In some cases, the planner underestimates FULL JOIN.

Example:

postgres=# CREATE TABLE t AS SELECT x AS a, null AS b FROM generate_series(1, 10) x;
postgres=# ANALYZE;
postgres=# EXPLAIN (ANALYZE, TIMING OFF) SELECT * FROM t t1 FULL JOIN t t2 ON t1.b = t2.b;
                                        QUERY PLAN                                        
-------------------------------------------------------------------------------------------
 Hash Full Join  (cost=1.23..2.37 rows=10 width=72) (actual rows=20 loops=1)
   Hash Cond: (t1.b = t2.b)
   ->  Seq Scan on t t1  (cost=0.00..1.10 rows=10 width=36) (actual rows=10 loops=1)
   ->  Hash  (cost=1.10..1.10 rows=10 width=36) (actual rows=10 loops=1)
         Buckets: 1024  Batches: 1  Memory Usage: 9kB
         ->  Seq Scan on t t2  (cost=0.00..1.10 rows=10 width=36) (actual rows=10 loops=1)
 Planning Time: 0.067 ms
 Execution Time: 0.052 ms
(8 rows)

Are these simple changes enough to improve this situation?

diff --git a/src/backend/optimizer/path/costsize.c b/src/backend/optimizer/path/costsize.c
index ef475d95a18..9cd43b778f3 100644
--- a/src/backend/optimizer/path/costsize.c
+++ b/src/backend/optimizer/path/costsize.c
@@ -5259,6 +5259,8 @@ calc_joinrel_size_estimate(PlannerInfo *root,
                        break;
                case JOIN_FULL:
                        nrows = outer_rows * inner_rows * fkselec * jselec;
+                       if (2 * nrows < outer_rows + inner_rows)
+                               nrows = outer_rows + inner_rows - nrows;
                        if (nrows < outer_rows)
                                nrows = outer_rows;
                        if (nrows < inner_rows)

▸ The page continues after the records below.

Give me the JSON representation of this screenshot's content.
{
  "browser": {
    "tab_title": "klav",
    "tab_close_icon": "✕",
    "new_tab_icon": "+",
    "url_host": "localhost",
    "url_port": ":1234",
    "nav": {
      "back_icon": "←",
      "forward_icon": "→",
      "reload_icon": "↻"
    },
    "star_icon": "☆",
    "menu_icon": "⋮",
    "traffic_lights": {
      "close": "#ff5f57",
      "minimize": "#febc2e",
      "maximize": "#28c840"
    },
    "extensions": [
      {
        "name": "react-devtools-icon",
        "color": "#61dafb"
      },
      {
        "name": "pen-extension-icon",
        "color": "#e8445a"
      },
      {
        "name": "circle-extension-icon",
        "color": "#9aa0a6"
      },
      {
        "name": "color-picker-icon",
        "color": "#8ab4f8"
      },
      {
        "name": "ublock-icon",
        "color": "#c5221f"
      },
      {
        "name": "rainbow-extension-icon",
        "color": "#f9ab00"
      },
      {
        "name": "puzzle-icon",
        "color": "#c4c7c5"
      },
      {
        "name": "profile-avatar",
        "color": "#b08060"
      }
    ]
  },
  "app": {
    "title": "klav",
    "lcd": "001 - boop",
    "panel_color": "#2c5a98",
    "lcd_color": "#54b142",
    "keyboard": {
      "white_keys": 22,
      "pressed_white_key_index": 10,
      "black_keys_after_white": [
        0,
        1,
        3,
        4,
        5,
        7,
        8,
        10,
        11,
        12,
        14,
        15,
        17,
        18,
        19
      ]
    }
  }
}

There is no error in the above case:

postgres=# EXPLAIN (ANALYZE, TIMING OFF) SELECT * FROM t t1 FULL JOIN t t2 ON t1.b = t2.b;
                                        QUERY PLAN                                        
-------------------------------------------------------------------------------------------
 Hash Full Join  (cost=1.23..2.37 rows=20 width=72) (actual rows=20 loops=1)
   Hash Cond: (t1.b = t2.b)
   ->  Seq Scan on t t1  (cost=0.00..1.10 rows=10 width=36) (actual rows=10 loops=1)
   ->  Hash  (cost=1.10..1.10 rows=10 width=36) (actual rows=10 loops=1)
         Buckets: 1024  Batches: 1  Memory Usage: 9kB
         ->  Seq Scan on t t2  (cost=0.00..1.10 rows=10 width=36) (actual rows=10 loops=1)
 Planning Time: 0.069 ms
 Execution Time: 0.065 ms
(8 rows)

Re: Estimation rows of FULL JOIN

От
Tom Lane
Дата:
Danil Anisimow <anisimow.d@gmail.com> writes:
> In some cases, the planner underestimates FULL JOIN.

Perhaps.

> Are these simple changes enough to improve this situation?

This looks like an entirely ad-hoc change, one that could make as
many cases worse as it makes better.  If you want to argue for
merging it, you at least need to provide some evidence for thinking
it's a more accurate model of what will happen.  And adjust the
nearby comment to explain it.

            regards, tom lane